TIME: 6:00 p.m. – 8:00 p.m.
PLACE: Madigan Library, Room 200
OTHER STUFF: Register Here, or just show up.  You get a FREE journal.  Snacks.
WHAT’S DIFFERENT?:  This workshop is more about process than about methodology, HOWEVER, we will discuss lesser-considered methods of “illustrating” for folks who are not blessed with drawing abilities.

Another Thing:

I’m giving workshops that start in March and this summer at Penn College in the Workforce Development and Continuing Education program.

Reading and Writing the Story is on Wednesdays March 7 to April 11.  It’s very inexpensive, and it’ll be great.  Just ask the testimonials up yonder.

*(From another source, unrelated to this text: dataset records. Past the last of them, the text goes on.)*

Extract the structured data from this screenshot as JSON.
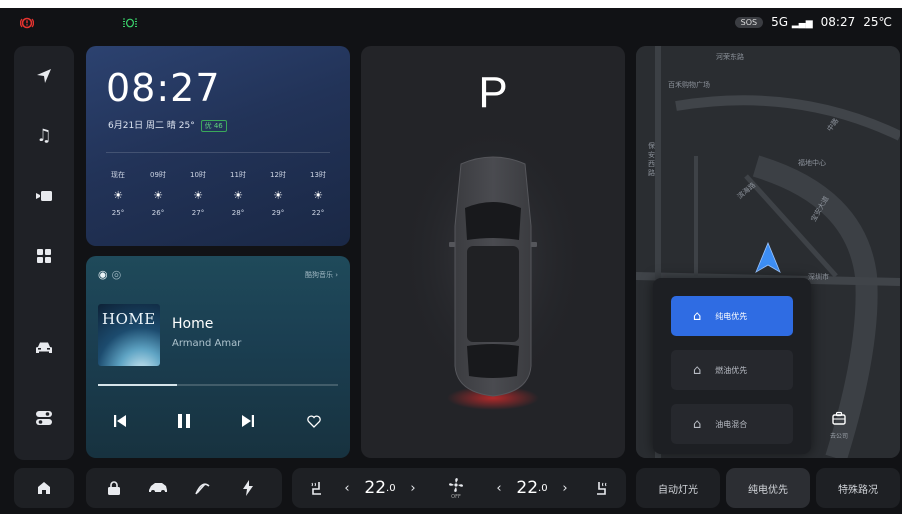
{
  "status_bar": {
    "left_icon": "tire-pressure-warning-icon",
    "green_icon": "dim-light-indicator-icon",
    "sos_label": "SOS",
    "network": "5G",
    "time": "08:27",
    "temperature": "25℃"
  },
  "sidebar": [
    {
      "name": "navigation",
      "icon": "➤"
    },
    {
      "name": "music",
      "icon": "♫"
    },
    {
      "name": "media",
      "icon": "▶"
    },
    {
      "name": "apps",
      "icon": "▦"
    },
    {
      "name": "car",
      "icon": "⛍"
    },
    {
      "name": "settings",
      "icon": "⚌"
    }
  ],
  "weather": {
    "time": "08:27",
    "date": "6月21日 周二",
    "condition": "晴 25°",
    "aqi": "优 46",
    "forecast": [
      {
        "label": "现在",
        "temp": "25°"
      },
      {
        "label": "09时",
        "temp": "26°"
      },
      {
        "label": "10时",
        "temp": "27°"
      },
      {
        "label": "11时",
        "temp": "28°"
      },
      {
        "label": "12时",
        "temp": "29°"
      },
      {
        "label": "13时",
        "temp": "22°"
      }
    ]
  },
  "music": {
    "source_icons": "◉ ◎",
    "more": "酷狗音乐 ›",
    "album_text": "HOME",
    "title": "Home",
    "artist": "Armand Amar",
    "progress": 0.33
  },
  "vehicle": {
    "gear": "P"
  },
  "map": {
    "labels": [
      "河荣东路",
      "百禾购物广场",
      "保安西路",
      "福地中心",
      "滨海路",
      "宝安大道",
      "深圳市",
      "中路"
    ],
    "poi_label": "去公司",
    "routes": [
      {
        "label": "纯电优先",
        "active": true
      },
      {
        "label": "燃油优先",
        "active": false
      },
      {
        "label": "油电混合",
        "active": false
      }
    ]
  },
  "bottom_bar": {
    "home_icon": "home-icon",
    "quick": [
      "lock-icon",
      "car-side-icon",
      "wiper-icon",
      "charge-icon"
    ],
    "left_temp": "22",
    "left_temp_decimal": ".0",
    "right_temp": "22",
    "right_temp_decimal": ".0",
    "fan_state": "OFF",
    "buttons": [
      "自动灯光",
      "纯电优先",
      "特殊路况"
    ]
  },
  "colors": {
    "accent": "#2f6ce3",
    "nav_arrow": "#3d8ef5",
    "warning": "#e6332f",
    "brake_glow": "#d42a2a"
  }
}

Personal Narrative and Memoir, Going Deep is on Thursdays from March 8 to April 12.  This one’s going to be about telling your own story, including reading parts of other people’s stories, figuring out how to make your story one that other people want to read, and how to access it when going gets rough.

More thing:

My sweet sister is  getting married this summer.  I have seen wedding websites before, but they have never been as clever as this one.  My sister and her soon-to-be hubby are really classy people.  I read their site and got a little weepy and fully of pride.  So you should check it out.  Here’s why: maybe you yourself or somebody you know is getting married?  Tell them to make a website like this one, and not like these stupid ones.

Last thing:

This post is great.  Go forth, read it.  And Oh yeah, click around while you’re there, because my friend Jamie writes tons of great stuff about books.  Her end of year list of books that she linked from her site through the year is particularly happy.

ComixNite Illustrated Journaling Workshop

On February 21, I’m giving a workshop at Penn College about Illustrated Journaling.

In honor and preparation of this, I’ll be doing my own illustrated journal between now and then, and scanning the pages in to share with you.  So for the next 14 days or so, my blog will be a scanned, illustrated journal.

Be prepared for some multimedia awesomeness, and for a totally different experience.